Depending on how the rest of the new bands from this decade shake out, I'm thinking about coining a phrase for indie bands who come out of nowhere with a brilliant album, receive a ton of critical praise and blog hype, live on good faith for a year or so, release a disappointing follow-up album, and then drift away on a sea of rumblings about solo projects, hiatuses, and break-ups. "Clap Your Hands Say Yeah Syndrome" seems like a pretty good name for it.

So much of this decade has felt ephemeral insofar as feelings towards bands go. Everyone seems to get behind a band or album and then, due to the actions of the band or some unconscious change in groupthink, that band or album receives a vicious backlash. I don't know that Clap Your Hands Say Yeah ever really received a vicious sort of backlash, but once their second album turned out to be an aimless, experimental, and forgettable lump, we all sort of forgot they existed. It's hard to believe that it was a bit over four years ago that we were all listening to the band's self titled album over and over again (err, no pun intended). Yet here we are now, in 2009, and I find myself wondering, was I merely taken up in the hype, or is this music still great??

It helps, I believe, to compare this album to their leaden second one, Some Loud Thunder, to figure out why this one is so good. For, yes, Clap Your Hands Say Yeah by Clap Your Hands Say Yeah is good.
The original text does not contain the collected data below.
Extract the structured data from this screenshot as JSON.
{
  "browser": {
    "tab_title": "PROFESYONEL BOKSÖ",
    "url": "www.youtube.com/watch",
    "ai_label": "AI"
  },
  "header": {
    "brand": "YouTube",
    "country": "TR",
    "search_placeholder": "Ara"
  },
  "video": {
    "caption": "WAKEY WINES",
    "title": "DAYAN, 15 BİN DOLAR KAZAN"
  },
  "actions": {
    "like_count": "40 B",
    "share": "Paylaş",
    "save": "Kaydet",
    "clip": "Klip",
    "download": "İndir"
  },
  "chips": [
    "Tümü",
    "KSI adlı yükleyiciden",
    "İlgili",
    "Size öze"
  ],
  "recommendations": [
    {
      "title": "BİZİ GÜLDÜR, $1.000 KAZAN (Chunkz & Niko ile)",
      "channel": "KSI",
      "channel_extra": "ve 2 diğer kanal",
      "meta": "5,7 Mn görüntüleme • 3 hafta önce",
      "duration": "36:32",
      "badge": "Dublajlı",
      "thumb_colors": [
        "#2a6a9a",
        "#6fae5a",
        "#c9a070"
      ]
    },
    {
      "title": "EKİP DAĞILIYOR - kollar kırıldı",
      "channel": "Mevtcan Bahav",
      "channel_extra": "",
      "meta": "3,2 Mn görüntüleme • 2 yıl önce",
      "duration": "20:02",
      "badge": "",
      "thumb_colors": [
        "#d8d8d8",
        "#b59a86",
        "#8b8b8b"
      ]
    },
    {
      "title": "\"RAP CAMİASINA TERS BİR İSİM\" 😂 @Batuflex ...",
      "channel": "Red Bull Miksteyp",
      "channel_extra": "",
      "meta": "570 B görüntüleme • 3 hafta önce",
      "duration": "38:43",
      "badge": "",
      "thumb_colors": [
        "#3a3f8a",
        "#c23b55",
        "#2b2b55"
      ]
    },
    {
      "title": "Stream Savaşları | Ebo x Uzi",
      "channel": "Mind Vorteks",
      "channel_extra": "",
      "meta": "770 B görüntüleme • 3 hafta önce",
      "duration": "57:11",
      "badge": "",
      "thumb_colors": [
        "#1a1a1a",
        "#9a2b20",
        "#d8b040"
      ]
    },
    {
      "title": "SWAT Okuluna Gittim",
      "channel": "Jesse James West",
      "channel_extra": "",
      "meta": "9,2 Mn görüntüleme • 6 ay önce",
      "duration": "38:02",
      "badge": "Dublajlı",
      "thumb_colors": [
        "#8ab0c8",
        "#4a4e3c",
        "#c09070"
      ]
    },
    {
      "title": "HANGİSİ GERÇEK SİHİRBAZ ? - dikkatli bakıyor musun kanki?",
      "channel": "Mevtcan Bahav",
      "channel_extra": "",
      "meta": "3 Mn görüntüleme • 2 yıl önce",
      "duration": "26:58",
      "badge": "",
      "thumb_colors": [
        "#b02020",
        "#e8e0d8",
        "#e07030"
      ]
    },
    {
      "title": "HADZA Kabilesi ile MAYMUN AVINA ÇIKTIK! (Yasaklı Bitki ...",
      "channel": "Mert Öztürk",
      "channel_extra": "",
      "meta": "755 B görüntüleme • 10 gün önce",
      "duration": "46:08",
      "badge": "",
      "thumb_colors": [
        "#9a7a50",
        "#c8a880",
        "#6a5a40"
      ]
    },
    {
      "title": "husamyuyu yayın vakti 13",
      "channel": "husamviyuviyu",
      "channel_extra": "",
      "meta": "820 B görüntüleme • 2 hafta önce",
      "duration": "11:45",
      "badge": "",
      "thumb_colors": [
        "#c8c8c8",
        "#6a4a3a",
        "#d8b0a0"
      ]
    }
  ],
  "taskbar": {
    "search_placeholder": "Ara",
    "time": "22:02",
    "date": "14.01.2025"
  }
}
I would even go so far as to say that it's great. That's because the album has a sense of forward motion, surprising grooves, and excellent hooks. All things that were almost entirely excised on Some Loud Thunder. Sure, the singer dude's voice is like a more nasally and irritating version of David Byrne in his Talking Heads days, but the band make this into an asset: witness 'The Skin Of My Yellow Country Teeth', with its vibrant bassline and that cool skittering drum line thing, which trades blows with Alec Ounsworth's stretched, creaking vocals. Especially that excellent moment when he offers "ohh, this boy could use a little sting, alright!" Whereas Some Loud Thunder unwisely tried to make the band experiment with sound and layered textures--simultaneously wasting their gift for fun, head nodding indie rock and turning Ounsworth's vocals into a detriment--Clap Your Hands Say Yeah is rife with excellent catchy pop songs. Admittedly, these are the pop songs of music blogs and indie rock followers, not teens or your parents, but they're pop songs nonetheless.

And for the record, you do not **** with 'Upon This Tidal Wave Of Young Blood.' I am always tempted to end every mixtape with this song, if only for the addictive acoustic guitar part and the "with their sex, and their drugs, and their rock, and rock, and rock and rock and roll, hey!" line at the end.

Really, though, the reason this album was so beloved in 2005 and why it's still great today is that it's just a blast to listen to. I hesitate to resort to such 4th grade jargon as "a blast", but much like Surfer Rosa by the Pixies or Who Will Cut Our Hair When We're Gone? by the Unicorns, Clap Your Hands Say Yeah is a succinct, endlessly listenable, and addictive album; as fun and excellent as indie rock gets without being ironic or co-opting other genres.

Hell, I even like the cheeky-but-annoying-to-some-people first track.